Shiloh House, which has seven residential treatment centers for foster youth across the state, will help find young people to use the Littleton vouchers. The nonprofit also runs various programs that provide parenting skills to families who’ve been reported to child welfare officials and that help young people learn self-sufficiency skills before aging out of the system. 

The agency also plans to work with landlords in Arapahoe County to persuade them to accept the foster youth vouchers, “helping them understand, yes, there is a risk, but we are not just throwing these kids in there and saying, ‘Good luck,’” said Molly Ramirez, Shiloh’s deputy chief executive officer. 

Ramirez said she has noticed in the last few years that Colorado officials and nonprofits are putting more emphasis on helping young people who age out. 

“These kids have nowhere to go and no support,” she said. “A lot of people have a heart for these kids. They just need someone to walk alongside them and teach them the things that, unfortunately, their parents weren’t able to.” 

1st Place in Montrose houses former foster youth who have aged out of the system. In Colorado last year, 211 young adults aged out of foster placements to live on their own. (Provided by CASA of the 7th Judicial District)

If Colorado fails to help aged-out youth transition to adulthood, Ramirez said, “we are going to unfortunately see them back in the system, but as the parent and not as the kid.” 

Besides the new “Foster Youth to Independence” vouchers, Colorado also has about 135 young people across the state using another federal housing program, called the “Family Unification Program.” 

A housing authority that administers the family unification voucher cannot also use HUD’s newer “Foster Youth to Independence” voucher, said Brittany Wade, program manager for the “Bridging the Gap” foster youth program at Mile High United Way. That’s why the agency is hoping the Denver Housing Authority will start distributing the new voucher program for Denver foster teens who age out of the system. 

Until we can start ensuring that young people aren’t going to spend any time homeless, with a solid ‘this-is-where-I’m-going-from-foster-care-plan,’ it’s still going to be a pervasive problem of young people falling through the cracks.

Brittany Wade, Mile High United Way

Since the coronavirus pandemic began, the older voucher program has been frozen. Colorado hasn’t added any more young people to the program in months, despite a steady flow of requests from youth who are homeless and reach out to Mile High United Way for help. 

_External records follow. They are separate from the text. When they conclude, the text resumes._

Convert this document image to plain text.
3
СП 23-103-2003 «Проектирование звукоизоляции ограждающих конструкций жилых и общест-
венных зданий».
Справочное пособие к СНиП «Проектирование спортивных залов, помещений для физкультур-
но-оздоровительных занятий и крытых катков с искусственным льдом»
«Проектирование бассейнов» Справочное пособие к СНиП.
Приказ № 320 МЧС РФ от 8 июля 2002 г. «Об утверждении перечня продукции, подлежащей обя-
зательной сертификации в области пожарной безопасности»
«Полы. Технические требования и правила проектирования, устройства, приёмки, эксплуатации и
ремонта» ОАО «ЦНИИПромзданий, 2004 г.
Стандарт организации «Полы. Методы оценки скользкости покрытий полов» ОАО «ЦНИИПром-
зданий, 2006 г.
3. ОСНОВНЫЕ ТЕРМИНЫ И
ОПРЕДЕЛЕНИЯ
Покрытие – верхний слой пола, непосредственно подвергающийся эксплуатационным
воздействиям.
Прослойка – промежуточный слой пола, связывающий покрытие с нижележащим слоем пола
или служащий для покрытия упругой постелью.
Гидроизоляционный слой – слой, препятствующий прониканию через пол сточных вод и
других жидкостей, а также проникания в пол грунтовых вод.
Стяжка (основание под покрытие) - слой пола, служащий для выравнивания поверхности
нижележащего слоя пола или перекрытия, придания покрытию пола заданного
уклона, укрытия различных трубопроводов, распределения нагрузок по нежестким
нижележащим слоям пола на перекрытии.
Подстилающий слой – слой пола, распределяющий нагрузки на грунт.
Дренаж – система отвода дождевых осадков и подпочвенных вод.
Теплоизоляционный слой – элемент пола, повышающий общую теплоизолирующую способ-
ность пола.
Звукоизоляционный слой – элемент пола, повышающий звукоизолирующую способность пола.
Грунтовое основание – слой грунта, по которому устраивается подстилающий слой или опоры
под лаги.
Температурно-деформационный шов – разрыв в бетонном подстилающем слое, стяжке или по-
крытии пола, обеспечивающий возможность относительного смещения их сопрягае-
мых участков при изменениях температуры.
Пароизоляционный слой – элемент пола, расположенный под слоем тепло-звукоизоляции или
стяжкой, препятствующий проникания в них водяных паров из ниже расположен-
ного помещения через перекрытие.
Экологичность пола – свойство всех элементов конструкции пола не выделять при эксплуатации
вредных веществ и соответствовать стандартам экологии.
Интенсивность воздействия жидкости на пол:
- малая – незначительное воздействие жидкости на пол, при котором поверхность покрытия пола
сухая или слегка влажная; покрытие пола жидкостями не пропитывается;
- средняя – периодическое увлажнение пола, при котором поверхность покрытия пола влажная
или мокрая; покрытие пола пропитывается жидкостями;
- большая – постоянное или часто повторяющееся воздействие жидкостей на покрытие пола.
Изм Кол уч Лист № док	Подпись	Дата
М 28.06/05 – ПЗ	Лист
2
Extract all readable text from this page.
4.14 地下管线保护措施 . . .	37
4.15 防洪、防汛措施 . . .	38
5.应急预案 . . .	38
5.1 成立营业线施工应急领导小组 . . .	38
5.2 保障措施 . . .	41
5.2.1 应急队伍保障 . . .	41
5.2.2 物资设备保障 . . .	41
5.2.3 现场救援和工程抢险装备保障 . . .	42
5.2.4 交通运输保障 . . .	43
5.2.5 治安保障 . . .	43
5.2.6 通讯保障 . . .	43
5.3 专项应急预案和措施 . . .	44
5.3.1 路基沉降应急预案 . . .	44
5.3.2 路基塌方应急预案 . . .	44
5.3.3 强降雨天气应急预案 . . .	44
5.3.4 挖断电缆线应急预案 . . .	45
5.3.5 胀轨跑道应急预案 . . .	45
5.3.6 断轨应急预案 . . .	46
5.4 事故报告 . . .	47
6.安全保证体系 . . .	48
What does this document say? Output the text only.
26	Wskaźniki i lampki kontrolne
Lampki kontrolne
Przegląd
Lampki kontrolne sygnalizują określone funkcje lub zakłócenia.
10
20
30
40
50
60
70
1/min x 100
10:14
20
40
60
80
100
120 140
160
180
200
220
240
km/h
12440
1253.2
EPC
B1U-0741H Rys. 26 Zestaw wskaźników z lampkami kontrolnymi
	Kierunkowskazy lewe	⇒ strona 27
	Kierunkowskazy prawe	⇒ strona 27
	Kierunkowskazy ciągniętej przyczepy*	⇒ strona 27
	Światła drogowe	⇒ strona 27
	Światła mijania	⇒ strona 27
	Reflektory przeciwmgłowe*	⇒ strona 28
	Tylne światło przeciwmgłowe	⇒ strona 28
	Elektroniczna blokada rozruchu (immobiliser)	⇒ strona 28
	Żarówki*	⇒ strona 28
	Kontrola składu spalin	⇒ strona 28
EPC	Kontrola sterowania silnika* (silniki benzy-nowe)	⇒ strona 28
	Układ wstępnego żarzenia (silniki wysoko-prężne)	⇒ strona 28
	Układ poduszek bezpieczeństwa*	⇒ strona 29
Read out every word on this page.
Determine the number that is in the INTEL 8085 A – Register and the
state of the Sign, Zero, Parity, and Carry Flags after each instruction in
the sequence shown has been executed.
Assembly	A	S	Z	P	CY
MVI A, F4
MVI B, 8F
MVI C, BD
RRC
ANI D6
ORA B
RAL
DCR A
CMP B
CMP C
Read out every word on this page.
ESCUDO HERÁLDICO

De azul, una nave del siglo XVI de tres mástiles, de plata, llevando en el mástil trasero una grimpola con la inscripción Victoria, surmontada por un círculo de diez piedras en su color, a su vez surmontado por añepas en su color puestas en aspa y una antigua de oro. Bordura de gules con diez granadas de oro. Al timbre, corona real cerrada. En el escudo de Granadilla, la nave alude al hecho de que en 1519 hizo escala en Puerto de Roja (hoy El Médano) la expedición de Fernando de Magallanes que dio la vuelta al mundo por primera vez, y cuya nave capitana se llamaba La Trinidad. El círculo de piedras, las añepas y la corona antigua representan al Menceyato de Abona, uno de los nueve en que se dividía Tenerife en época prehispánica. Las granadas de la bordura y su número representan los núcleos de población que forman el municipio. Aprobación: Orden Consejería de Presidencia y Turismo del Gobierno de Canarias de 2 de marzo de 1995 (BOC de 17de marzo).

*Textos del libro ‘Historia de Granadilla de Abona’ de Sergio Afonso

The new localized voucher programs and housing projects specifically for foster youth are an encouraging sign, but not nearly enough to break the cycle, Wade said. 

“Until we can start ensuring that young people aren’t going to spend any time homeless, with a solid ‘this-is-where-I’m-going-from-foster-care-plan,’” Wade said, “it’s still going to be a pervasive problem of young people falling through the cracks.”